Второй тип молекул, торчащих на оболочке вируса, то, что мы назвали «грибочки», — это нейраминидаза (сокращенно N). Это тоже соединение одного из видов сахара с одним из видов белков: длинная цепочка сахара играет роль ножки, а белковая цепочка свернута в плоскую «шапочку» гриба, над которой поднимаются еще несколько сахарных цепочек. В вирусах разных птиц и животных найдено девять разных видов нейраминидазы, от N1 до N9. Подобно хем-агглютинину нейраминидаза тоже образуется по инструкциям вирусной РНК. В целом эта РНК у вируса гриппа содержит 11 разных генов: один — для Н, один для N, а девять остальных — для девяти видов белков, находящихся вместе с РНК внутри вирусной оболочки (они помогают вирусу в деле его размножения и образования потомства внутри клетки-хозяина). В вирусах гриппа А эти 11 генов разбросаны по восьми сегментам. И поскольку эти сегменты в процессе размножения, как мы уже знаем, проходят «пересортировку», то гены разных Н и разных N на оболочке вируса-потомка могут соединяться в самых разных комбинациях. И это крайне важно для существования вирусов.

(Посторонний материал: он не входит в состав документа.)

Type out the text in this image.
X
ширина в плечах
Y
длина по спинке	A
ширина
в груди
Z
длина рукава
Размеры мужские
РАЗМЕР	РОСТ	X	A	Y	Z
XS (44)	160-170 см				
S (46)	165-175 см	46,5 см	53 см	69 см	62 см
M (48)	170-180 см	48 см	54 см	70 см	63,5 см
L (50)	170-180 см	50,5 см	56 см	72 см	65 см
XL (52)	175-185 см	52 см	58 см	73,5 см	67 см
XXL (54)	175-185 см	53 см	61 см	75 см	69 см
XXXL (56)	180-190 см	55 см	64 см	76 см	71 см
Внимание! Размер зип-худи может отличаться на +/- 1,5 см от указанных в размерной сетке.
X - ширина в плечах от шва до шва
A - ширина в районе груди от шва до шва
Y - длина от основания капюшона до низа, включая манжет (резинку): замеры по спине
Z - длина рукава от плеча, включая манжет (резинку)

Это крайне важно потому, что в отличие от упомянутых девяти белков, которые помогают вирусу внутри клетки, молекулы Н и N помогают ему снаружи — в тот момент, когда вирусу нужно проникнуть в клетку, и потом, когда его потомкам нужно выйти из нее. А для проникновения в клетку и выхода из нее вирус как раз и пользуется той или иной комбинацией этих двух молекул, как мы — кодом домофона. Например, вирус, преимущественно атакующий клетки свиньи, несет на своей оболочке «код» H1N1, а вирус, особенно охотно вторгающийся в клетки птицы, — H5N1. Поэтому в организме свиньи, заболевшей гриппом, исследователи, как правило, обнаруживают вирус типа H1N1, а в организме курицы — H5N1. И соответственно называют их вирусом «птичьего» или вирусом «свиного» гриппа. Но такая избирательность не абсолютна. Вирусы, несущие на себе другие коды, тоже зачастую могут проникать в эти клетки. И, встречаясь там друг с другом, могут, как описано выше, обмениваться сегментами своих РНК, что приводит к появлению новых видов гриппозных вирусов (это особенно часто происходит в клетках свиней, которые в этом смысле являются своеобразными «плавильными котлами» природы).